Le Mont-Saint-Michel en feu

 

Notre Dame en feu

L’incendie de la toiture de Notre Dame de Paris, le 15 avril 2019

Tout le monde a en mémoire les images de l’incendie de Notre Dame de Paris, survenu en fin de journée, le lundi 15 avril 2019. On peut s’étonner qu’un tel monument religieux et emblématique de la capitale, puisse s’embraser si rapidement, laissant l’homme impuissant devant ces flammes ! Incendie accidentel provoqué par les travaux en cours, de rénovation de la toiture et de la flèche, ce n’est pas un cas isolé hélas.  Mais cela nous interroge sur la conservation de  notre patrimoine historique en France. Est-il menacé ? Nous nous intéressons au cas du Mont-Saint-Michel, classé par l’UNESCO patrimoine mondial de l’humanité en 1979. 

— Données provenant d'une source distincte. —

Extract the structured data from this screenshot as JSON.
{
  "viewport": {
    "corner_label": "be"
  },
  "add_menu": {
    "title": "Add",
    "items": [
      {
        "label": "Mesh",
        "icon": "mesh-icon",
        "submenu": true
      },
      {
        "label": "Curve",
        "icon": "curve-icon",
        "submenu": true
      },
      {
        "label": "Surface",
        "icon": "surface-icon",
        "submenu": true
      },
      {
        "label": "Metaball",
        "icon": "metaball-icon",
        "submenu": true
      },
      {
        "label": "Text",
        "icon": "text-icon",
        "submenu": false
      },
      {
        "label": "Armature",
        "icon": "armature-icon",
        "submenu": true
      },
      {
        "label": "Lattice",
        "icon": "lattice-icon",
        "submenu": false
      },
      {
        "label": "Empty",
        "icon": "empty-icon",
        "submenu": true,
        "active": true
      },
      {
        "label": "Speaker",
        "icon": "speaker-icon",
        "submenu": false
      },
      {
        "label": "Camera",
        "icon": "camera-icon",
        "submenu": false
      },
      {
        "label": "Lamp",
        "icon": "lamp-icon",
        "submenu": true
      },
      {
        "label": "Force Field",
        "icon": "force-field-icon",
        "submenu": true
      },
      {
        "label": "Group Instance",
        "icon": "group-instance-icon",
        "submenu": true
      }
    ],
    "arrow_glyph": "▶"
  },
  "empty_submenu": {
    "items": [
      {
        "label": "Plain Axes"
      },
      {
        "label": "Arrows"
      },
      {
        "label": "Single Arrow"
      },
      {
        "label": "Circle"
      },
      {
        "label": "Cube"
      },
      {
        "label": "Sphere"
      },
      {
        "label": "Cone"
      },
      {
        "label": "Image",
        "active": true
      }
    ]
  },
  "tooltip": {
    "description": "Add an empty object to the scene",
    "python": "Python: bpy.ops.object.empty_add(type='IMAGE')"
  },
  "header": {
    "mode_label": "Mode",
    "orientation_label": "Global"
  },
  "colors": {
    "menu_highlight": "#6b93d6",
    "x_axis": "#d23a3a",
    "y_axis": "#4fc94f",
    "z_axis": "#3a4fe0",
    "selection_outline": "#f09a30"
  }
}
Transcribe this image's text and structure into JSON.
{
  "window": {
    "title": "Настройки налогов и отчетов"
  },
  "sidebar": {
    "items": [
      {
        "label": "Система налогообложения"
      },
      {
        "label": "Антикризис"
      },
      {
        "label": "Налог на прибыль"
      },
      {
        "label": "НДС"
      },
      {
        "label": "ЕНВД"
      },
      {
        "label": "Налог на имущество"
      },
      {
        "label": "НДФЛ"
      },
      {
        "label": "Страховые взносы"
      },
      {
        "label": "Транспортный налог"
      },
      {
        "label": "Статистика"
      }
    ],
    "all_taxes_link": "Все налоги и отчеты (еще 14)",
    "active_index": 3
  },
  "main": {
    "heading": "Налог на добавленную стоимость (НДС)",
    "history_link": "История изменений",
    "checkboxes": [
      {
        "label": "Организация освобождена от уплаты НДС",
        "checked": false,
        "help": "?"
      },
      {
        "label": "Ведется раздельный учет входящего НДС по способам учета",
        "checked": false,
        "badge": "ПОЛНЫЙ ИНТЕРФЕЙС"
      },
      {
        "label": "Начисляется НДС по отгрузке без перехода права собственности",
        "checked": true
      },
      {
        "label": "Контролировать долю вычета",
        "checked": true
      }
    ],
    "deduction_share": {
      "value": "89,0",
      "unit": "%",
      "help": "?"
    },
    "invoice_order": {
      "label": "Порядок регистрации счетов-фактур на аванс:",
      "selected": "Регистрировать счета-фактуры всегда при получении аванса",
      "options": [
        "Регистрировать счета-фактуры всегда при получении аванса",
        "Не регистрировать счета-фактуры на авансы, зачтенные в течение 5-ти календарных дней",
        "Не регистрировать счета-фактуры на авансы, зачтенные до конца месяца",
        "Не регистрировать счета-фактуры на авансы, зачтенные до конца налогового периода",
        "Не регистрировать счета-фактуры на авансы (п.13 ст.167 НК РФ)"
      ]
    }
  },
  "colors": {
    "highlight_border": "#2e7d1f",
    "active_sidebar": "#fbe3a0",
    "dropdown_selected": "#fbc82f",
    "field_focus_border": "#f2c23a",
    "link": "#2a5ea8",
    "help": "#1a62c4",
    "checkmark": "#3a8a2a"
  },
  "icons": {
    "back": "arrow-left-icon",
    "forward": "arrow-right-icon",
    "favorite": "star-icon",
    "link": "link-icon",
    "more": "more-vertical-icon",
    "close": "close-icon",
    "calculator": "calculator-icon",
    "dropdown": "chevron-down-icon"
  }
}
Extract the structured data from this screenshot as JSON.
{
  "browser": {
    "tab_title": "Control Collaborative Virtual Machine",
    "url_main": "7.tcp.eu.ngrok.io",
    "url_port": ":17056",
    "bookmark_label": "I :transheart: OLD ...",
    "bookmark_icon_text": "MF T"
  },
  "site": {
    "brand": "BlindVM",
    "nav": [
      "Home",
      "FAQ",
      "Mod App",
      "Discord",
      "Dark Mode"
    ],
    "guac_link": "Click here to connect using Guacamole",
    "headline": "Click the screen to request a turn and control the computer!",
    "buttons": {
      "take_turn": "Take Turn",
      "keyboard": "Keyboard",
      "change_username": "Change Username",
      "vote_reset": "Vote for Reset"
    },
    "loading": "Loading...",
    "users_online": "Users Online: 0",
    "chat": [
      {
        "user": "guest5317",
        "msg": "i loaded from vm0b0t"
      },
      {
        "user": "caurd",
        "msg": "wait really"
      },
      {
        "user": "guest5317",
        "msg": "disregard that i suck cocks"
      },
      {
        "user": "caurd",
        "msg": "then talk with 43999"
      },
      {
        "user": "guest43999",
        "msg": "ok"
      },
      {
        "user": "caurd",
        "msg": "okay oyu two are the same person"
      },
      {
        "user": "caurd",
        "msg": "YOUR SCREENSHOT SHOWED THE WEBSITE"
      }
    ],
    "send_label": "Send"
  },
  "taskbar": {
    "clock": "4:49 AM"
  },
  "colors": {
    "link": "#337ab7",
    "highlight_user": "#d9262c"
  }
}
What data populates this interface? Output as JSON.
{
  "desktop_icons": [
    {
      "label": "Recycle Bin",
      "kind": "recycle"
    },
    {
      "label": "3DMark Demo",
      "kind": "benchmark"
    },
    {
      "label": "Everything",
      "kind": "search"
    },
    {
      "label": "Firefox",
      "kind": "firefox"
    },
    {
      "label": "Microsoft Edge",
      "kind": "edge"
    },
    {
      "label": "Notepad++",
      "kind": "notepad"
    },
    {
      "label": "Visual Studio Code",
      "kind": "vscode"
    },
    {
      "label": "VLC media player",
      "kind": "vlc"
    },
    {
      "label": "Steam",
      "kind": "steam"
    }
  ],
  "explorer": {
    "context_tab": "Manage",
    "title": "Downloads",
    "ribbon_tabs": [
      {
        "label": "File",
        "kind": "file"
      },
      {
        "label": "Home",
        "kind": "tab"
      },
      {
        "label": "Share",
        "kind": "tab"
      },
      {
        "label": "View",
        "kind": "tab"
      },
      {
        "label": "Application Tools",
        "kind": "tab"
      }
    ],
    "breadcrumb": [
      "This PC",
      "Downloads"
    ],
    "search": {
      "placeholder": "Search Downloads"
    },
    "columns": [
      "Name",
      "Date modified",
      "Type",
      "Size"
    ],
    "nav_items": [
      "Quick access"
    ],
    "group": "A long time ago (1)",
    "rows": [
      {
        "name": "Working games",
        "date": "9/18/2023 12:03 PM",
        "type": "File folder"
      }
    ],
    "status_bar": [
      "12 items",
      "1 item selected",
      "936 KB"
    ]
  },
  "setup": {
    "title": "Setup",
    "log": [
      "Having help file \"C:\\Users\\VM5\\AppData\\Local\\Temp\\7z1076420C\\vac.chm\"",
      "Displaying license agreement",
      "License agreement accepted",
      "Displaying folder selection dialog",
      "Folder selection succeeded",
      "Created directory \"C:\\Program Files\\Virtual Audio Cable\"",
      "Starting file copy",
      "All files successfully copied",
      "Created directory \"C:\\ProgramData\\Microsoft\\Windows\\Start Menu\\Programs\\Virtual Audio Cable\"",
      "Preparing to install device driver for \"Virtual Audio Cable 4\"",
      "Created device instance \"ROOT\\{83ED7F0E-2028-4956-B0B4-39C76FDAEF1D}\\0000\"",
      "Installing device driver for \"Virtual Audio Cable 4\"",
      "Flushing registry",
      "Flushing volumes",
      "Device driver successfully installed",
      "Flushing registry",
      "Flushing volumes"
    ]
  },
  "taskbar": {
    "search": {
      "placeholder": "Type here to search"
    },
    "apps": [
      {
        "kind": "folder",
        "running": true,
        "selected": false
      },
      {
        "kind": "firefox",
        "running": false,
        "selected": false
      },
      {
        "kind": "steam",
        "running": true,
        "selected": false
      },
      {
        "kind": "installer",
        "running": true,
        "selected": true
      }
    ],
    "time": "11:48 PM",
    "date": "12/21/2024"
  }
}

Les incendies du Mont-Saint-Michel

Nous rappelons les incendies répétés qui ont eu lieu au cours des siècles au Mont-Saint-Michel. Mais à la différence de celui évoqué de Notre Dame de Paris, le feu sur le rocher de la Merveille est déclenché le plus souvent par la foudre qui tombe sur le point le plus haut de la baie, c’est à dire sur l’abbaye. On compte pas moins de neuf incendies qui de 992 à 1834, détruisent différentes parties de l’abbaye:

  • En 992, c’est la destruction de la charpente de l’église et d’une partie du bourg.
  • Puis les incendies de 1102 et 1113.
  • En 1300, la tour abbatiale part en fumé, ainsi qu’en 1421. Et encore en 1313, 1350, 1374, et 1500.
  • En 1594, la foudre détruit la flèche et la charpente du choeur gothique des moines.
  • En 1776, les trois premières travées romanes de l’église abbatiale s’effondrent à la suite d’un incendie. Les moines décident de les remplacer par une terrasse donnant à l’Ouest. L’église abbatiale est alors fermée par une façade de style classique que nous voyons aujourd’hui, sur cette photo.
Façade Ouest de l'église abbatiale
La façade Ouest de style classique de l’église abbatiale, donne sur l’esplanade.
  • En 1818, c’est au tour de l’hôtellerie et de l’infirmerie d’être touchées par un incendie.
  • En 1834, c’est enfin l’incendie représenté par la lithographie qui figure ci-dessous  mais qui est d’origine domestique dans un entrepôt.
Incendie du Mont-Saint-Michel
Incendie au Mont-Saint-Michel de 1834, lithographie.

L’incendie dans la prison, du 23 octobre 1834, d’origine domestique.  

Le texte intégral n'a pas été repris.